Fig. 1: Trapping of nanoparticles in a salinity gradient. | Nature Communications

Fig. 1: Trapping of nanoparticles in a salinity gradient.

From: Size and surface charge characterization of nanoparticles with a salt gradient

Fig. 1

a Schematic of the nanofluidic device with 16 funnel-shaped, parallel nanochannels connecting two microchannels. Pressure differences ΔP between the in- and outlets continuously drive buffers through the microchannels. Different salt concentrations CN and CW in the two microchannels at the narrow and wide ends of the nanochannels, respectively, establish a salt gradient across the nanochannels.

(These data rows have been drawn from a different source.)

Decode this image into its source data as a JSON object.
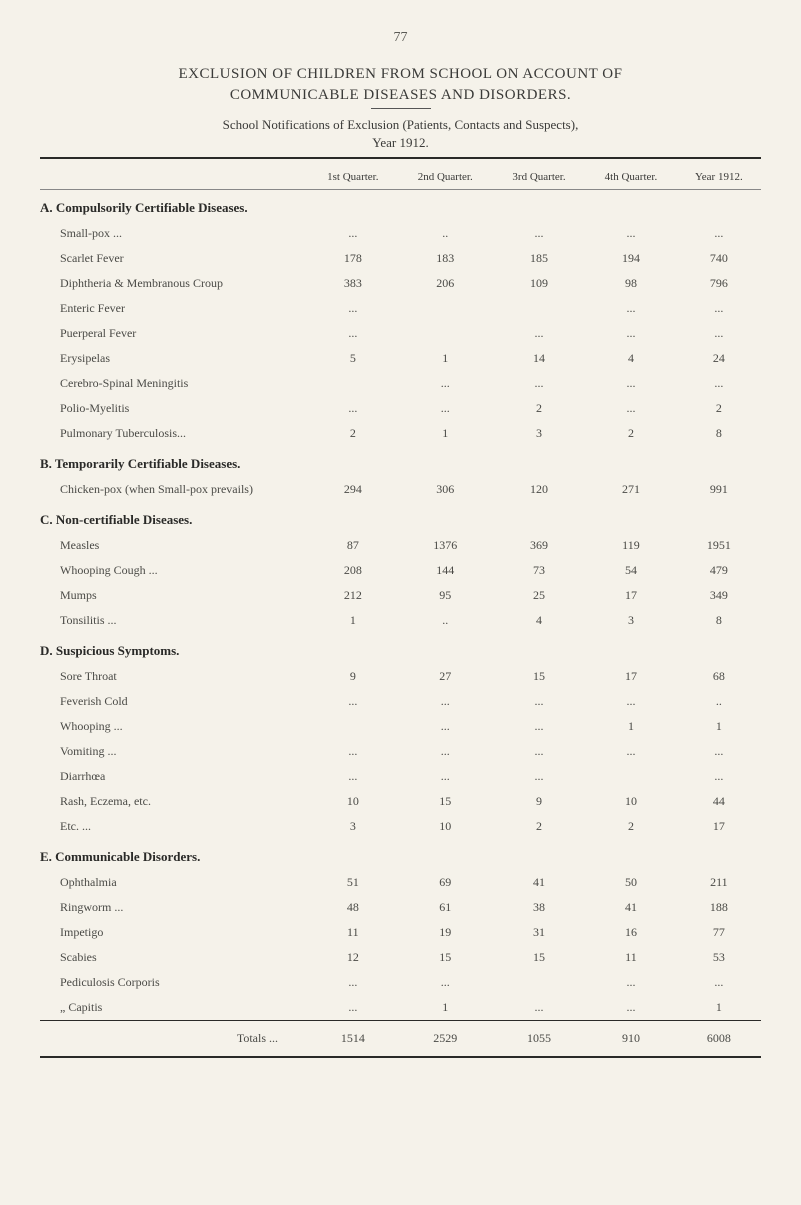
{
  "page_number": "77",
  "title_line1": "EXCLUSION OF CHILDREN FROM SCHOOL ON ACCOUNT OF",
  "title_line2": "COMMUNICABLE DISEASES AND DISORDERS.",
  "subtitle_line1": "School Notifications of Exclusion (Patients, Contacts and Suspects),",
  "subtitle_line2": "Year 1912.",
  "columns": [
    "",
    "1st Quarter.",
    "2nd Quarter.",
    "3rd Quarter.",
    "4th Quarter.",
    "Year 1912."
  ],
  "sections": [
    {
      "header": "A. Compulsorily Certifiable Diseases.",
      "rows": [
        {
          "label": "Small-pox ...",
          "values": [
            "...",
            "..",
            "...",
            "...",
            "..."
          ]
        },
        {
          "label": "Scarlet Fever",
          "values": [
            "178",
            "183",
            "185",
            "194",
            "740"
          ]
        },
        {
          "label": "Diphtheria & Membranous Croup",
          "values": [
            "383",
            "206",
            "109",
            "98",
            "796"
          ]
        },
        {
          "label": "Enteric Fever",
          "values": [
            "...",
            "",
            "",
            "...",
            "..."
          ]
        },
        {
          "label": "Puerperal Fever",
          "values": [
            "...",
            "",
            "...",
            "...",
            "..."
          ]
        },
        {
          "label": "Erysipelas",
          "values": [
            "5",
            "1",
            "14",
            "4",
            "24"
          ]
        },
        {
          "label": "Cerebro-Spinal Meningitis",
          "values": [
            "",
            "...",
            "...",
            "...",
            "..."
          ]
        },
        {
          "label": "Polio-Myelitis",
          "values": [
            "...",
            "...",
            "2",
            "...",
            "2"
          ]
        },
        {
          "label": "Pulmonary Tuberculosis...",
          "values": [
            "2",
            "1",
            "3",
            "2",
            "8"
          ]
        }
      ]
    },
    {
      "header": "B. Temporarily Certifiable Diseases.",
      "rows": [
        {
          "label": "Chicken-pox (when Small-pox prevails)",
          "values": [
            "294",
            "306",
            "120",
            "271",
            "991"
          ]
        }
      ]
    },
    {
      "header": "C. Non-certifiable Diseases.",
      "rows": [
        {
          "label": "Measles",
          "values": [
            "87",
            "1376",
            "369",
            "119",
            "1951"
          ]
        },
        {
          "label": "Whooping Cough ...",
          "values": [
            "208",
            "144",
            "73",
            "54",
            "479"
          ]
        },
        {
          "label": "Mumps",
          "values": [
            "212",
            "95",
            "25",
            "17",
            "349"
          ]
        },
        {
          "label": "Tonsilitis ...",
          "values": [
            "1",
            "..",
            "4",
            "3",
            "8"
          ]
        }
      ]
    },
    {
      "header": "D. Suspicious Symptoms.",
      "rows": [
        {
          "label": "Sore Throat",
          "values": [
            "9",
            "27",
            "15",
            "17",
            "68"
          ]
        },
        {
          "label": "Feverish Cold",
          "values": [
            "...",
            "...",
            "...",
            "...",
            ".."
          ]
        },
        {
          "label": "Whooping ...",
          "values": [
            "",
            "...",
            "...",
            "1",
            "1"
          ]
        },
        {
          "label": "Vomiting ...",
          "values": [
            "...",
            "...",
            "...",
            "...",
            "..."
          ]
        },
        {
          "label": "Diarrhœa",
          "values": [
            "...",
            "...",
            "...",
            "",
            "..."
          ]
        },
        {
          "label": "Rash, Eczema, etc.",
          "values": [
            "10",
            "15",
            "9",
            "10",
            "44"
          ]
        },
        {
          "label": "Etc. ...",
          "values": [
            "3",
            "10",
            "2",
            "2",
            "17"
          ]
        }
      ]
    },
    {
      "header": "E. Communicable Disorders.",
      "rows": [
        {
          "label": "Ophthalmia",
          "values": [
            "51",
            "69",
            "41",
            "50",
            "211"
          ]
        },
        {
          "label": "Ringworm ...",
          "values": [
            "48",
            "61",
            "38",
            "41",
            "188"
          ]
        },
        {
          "label": "Impetigo",
          "values": [
            "11",
            "19",
            "31",
            "16",
            "77"
          ]
        },
        {
          "label": "Scabies",
          "values": [
            "12",
            "15",
            "15",
            "11",
            "53"
          ]
        },
        {
          "label": "Pediculosis Corporis",
          "values": [
            "...",
            "...",
            "",
            "...",
            "..."
          ]
        },
        {
          "label": "„        Capitis",
          "values": [
            "...",
            "1",
            "...",
            "...",
            "1"
          ]
        }
      ]
    }
  ],
  "totals": {
    "label": "Totals ...",
    "values": [
      "1514",
      "2529",
      "1055",
      "910",
      "6008"
    ]
  }
}
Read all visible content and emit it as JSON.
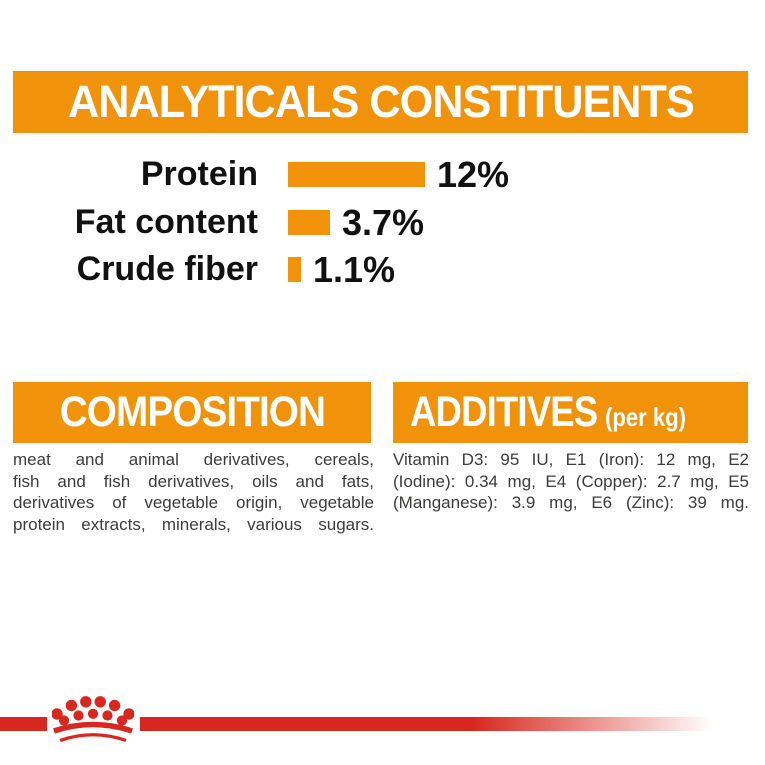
{
  "colors": {
    "orange": "#F0920A",
    "red": "#D8271E",
    "heading_text": "#FFFFFF",
    "label_text": "#111111",
    "body_text": "#3C3C3B"
  },
  "header": {
    "title": "ANALYTICALS CONSTITUENTS"
  },
  "chart_data": {
    "type": "bar",
    "orientation": "horizontal",
    "title": "ANALYTICALS CONSTITUENTS",
    "categories": [
      "Protein",
      "Fat content",
      "Crude fiber"
    ],
    "values": [
      12,
      3.7,
      1.1
    ],
    "value_labels": [
      "12%",
      "3.7%",
      "1.1%"
    ],
    "unit": "percent",
    "xlim": [
      0,
      12
    ],
    "bar_color": "#F0920A",
    "grid": false,
    "legend": false
  },
  "composition": {
    "title": "COMPOSITION",
    "lines": [
      "meat and animal derivatives, cereals,",
      "fish and fish derivatives, oils and fats,",
      "derivatives of vegetable origin, vegetable",
      "protein extracts, minerals, various sugars."
    ]
  },
  "additives": {
    "title": "ADDITIVES",
    "suffix": "(per kg)",
    "lines": [
      "Vitamin D3: 95 IU, E1 (Iron): 12 mg, E2",
      "(Iodine): 0.34 mg, E4 (Copper): 2.7 mg, E5",
      "(Manganese): 3.9 mg, E6 (Zinc): 39 mg."
    ]
  },
  "footer": {
    "brand_icon": "royal-canin-crown"
  }
}
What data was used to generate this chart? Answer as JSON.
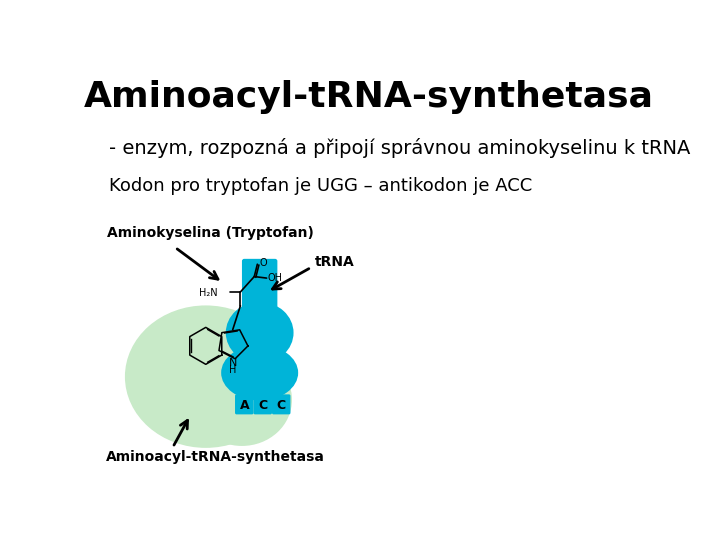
{
  "title": "Aminoacyl-tRNA-synthetasa",
  "subtitle": "- enzym, rozpozná a připojí správnou aminokyselinu k tRNA",
  "kodon_text": "Kodon pro tryptofan je UGG – antikodon je ACC",
  "label_amino": "Aminokyselina (Tryptofan)",
  "label_trna": "tRNA",
  "label_enzyme": "Aminoacyl-tRNA-synthetasa",
  "acc_letters": [
    "A",
    "C",
    "C"
  ],
  "bg_color": "#ffffff",
  "green_blob_color": "#c8eac8",
  "cyan_trna_color": "#00b4d8",
  "title_fontsize": 26,
  "subtitle_fontsize": 14,
  "kodon_fontsize": 13,
  "label_fontsize": 10,
  "chem_fontsize": 7
}
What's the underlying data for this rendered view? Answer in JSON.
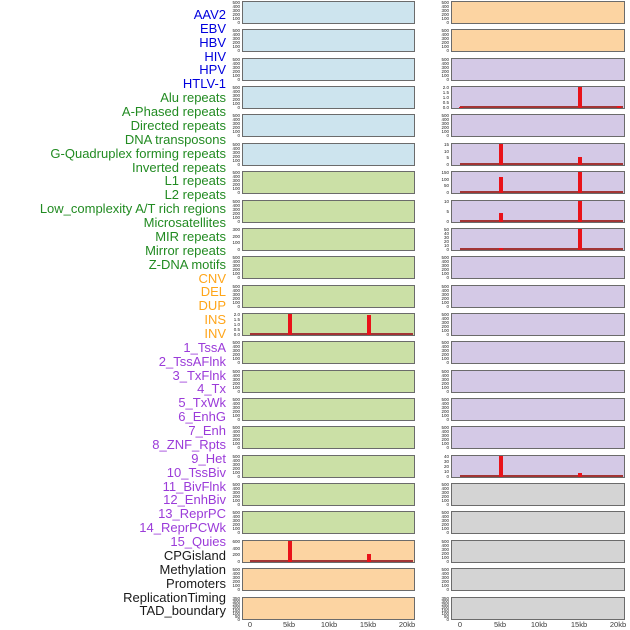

Nanoparticles (red dots) are loaded in the microchannel with low salinity and some get trapped in the nanochannels. b, c Schematic top and side view of the funnel-shaped nanochannels, respectively. d Schematic of nanoparticle trapping in a funnel-shaped nanochannel by diffusioosmosis and diffusiophoresis. The gradient induces a diffusioosmotic fluid flow velocity νos and a diffusiophoretic particle velocity νph. Nanoparticles (red dots) get trapped around the position x0 where the fluid and particle velocities balance each other. The concentration of nanoparticles in the nanochannel is denoted Cp(x). e Composite fluorescence microscope image of trapped exosomes in the same nanochannel (outlined with yellow) for three different salinity gradients, that is, different ln(CN/CW) values. Images were averaged over 10 s. f Fluorescence intensity along the nanochannels for the data shown in e (blue points). Full, red lines are independent fits to Cp(x) in Eq. (7). Fit parameters are the diameter d and the zeta potential ζ. g Exosome diameters and zeta potentials from fits shown in f. Red, dotted lines are the weighted averages. Error bars are the standard errors on the means for measurements in three different nanochannels (n = 3).